If you’re not into ancient city remains, Sukhothai doesn’t have loads else in terms of sights or activities.
Even if you are not a student of history, you will still be impressed by the historical park, which has been a UNESCO World Heritage Site since 1991. Located some 12km from the modern town, you will find the remains of the kingdom in the Old City ("meung gow") in eleven thousand acres of historic parkland. Many of these towering, unique monuments - built over 800 years ago - can be visited in a single day by bicycle.
Unless you’re a big history buff, a day or two in Sukhothai is plenty as a nice stop to break up a journey to or from the north.
Loy Krathong Festival
Dreamy, ancient Sukhothai is thought to be the most romantic of Thailand's ancient cities and is "the" place to go to celebrate the annual Loy Krathong Festival. This is held on the full moon in November, with a spectacular light show, traditional Thai dancing and music performances, and you can launch candle-lit 'krathongs' onto the Historical Park lakes. There is also a free light and sound show near Wat Sa Si on the first Friday of each month.

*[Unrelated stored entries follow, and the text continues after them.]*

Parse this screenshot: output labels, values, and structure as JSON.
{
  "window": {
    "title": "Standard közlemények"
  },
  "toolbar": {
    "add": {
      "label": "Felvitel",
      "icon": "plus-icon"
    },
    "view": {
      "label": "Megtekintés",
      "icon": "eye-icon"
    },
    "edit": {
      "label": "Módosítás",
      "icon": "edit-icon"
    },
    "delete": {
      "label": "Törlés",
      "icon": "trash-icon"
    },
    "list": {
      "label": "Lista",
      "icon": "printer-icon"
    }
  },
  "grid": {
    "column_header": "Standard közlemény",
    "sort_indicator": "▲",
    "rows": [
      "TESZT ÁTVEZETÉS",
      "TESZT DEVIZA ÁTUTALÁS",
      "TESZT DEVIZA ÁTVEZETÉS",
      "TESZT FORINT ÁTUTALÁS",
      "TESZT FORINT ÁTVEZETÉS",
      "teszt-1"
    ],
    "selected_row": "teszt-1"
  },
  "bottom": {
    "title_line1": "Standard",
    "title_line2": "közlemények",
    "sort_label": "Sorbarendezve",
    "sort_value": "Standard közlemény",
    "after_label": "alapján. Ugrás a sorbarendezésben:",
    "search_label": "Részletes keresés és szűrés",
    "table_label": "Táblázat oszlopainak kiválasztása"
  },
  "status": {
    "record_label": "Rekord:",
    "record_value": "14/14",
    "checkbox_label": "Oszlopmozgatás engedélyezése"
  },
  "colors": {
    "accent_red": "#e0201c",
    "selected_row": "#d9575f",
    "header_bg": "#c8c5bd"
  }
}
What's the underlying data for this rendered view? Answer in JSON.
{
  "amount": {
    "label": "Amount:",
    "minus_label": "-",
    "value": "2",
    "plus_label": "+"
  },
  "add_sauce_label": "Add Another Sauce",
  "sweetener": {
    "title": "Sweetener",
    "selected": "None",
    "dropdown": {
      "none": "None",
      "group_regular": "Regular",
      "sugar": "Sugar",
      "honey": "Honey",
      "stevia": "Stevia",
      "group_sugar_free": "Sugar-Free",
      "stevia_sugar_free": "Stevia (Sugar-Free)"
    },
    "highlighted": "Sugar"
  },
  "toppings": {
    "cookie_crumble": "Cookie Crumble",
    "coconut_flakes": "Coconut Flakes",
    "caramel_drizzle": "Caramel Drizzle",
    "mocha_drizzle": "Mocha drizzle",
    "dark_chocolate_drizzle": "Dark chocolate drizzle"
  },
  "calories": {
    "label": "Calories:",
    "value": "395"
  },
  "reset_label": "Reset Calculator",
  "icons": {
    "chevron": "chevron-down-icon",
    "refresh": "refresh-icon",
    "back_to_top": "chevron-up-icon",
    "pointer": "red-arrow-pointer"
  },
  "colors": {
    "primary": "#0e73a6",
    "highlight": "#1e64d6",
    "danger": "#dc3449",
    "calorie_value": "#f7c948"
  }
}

The Sukhothai kingdom's "golden age" of civilisation lasted from the mid-13th to the late 14th Century and rose to pre-eminence as the Khmer Empire power started to diminish. Thailand's most famous Sukhothai ruler, King Ramkhamhaeng, is considered to be the founding father of the nation and is said to have invented the Thai alphabet, as well as developing an intricate canal system and establishing fine arts. In all, eight kings ruled Sukhothai, but in 1365, it became subservient to the powerful Ayutthaya Kingdom and soon fell into terminal decline. Today's modern Sukhothai has a population of around 50,000 and is divided into two separate districts, Old Town ("Muang Gao") and New Town ("Muang Mai"), which spreads out on both sides of the Yom River, that runs from east to west through the town. The New Town, is a medium-sized city, with a fresh food market, and laid back atmosphere, but there's not a lot in the way of interesting places to visit. However, the excellent transport links to just about anywhere, near and far, and the availability of good value accommodation, means that it is an ideal base from which to visit the old city. If you wish to be 'closer to the action', the Old Town, which includes the Historical Park, also has accommodation for backpackers.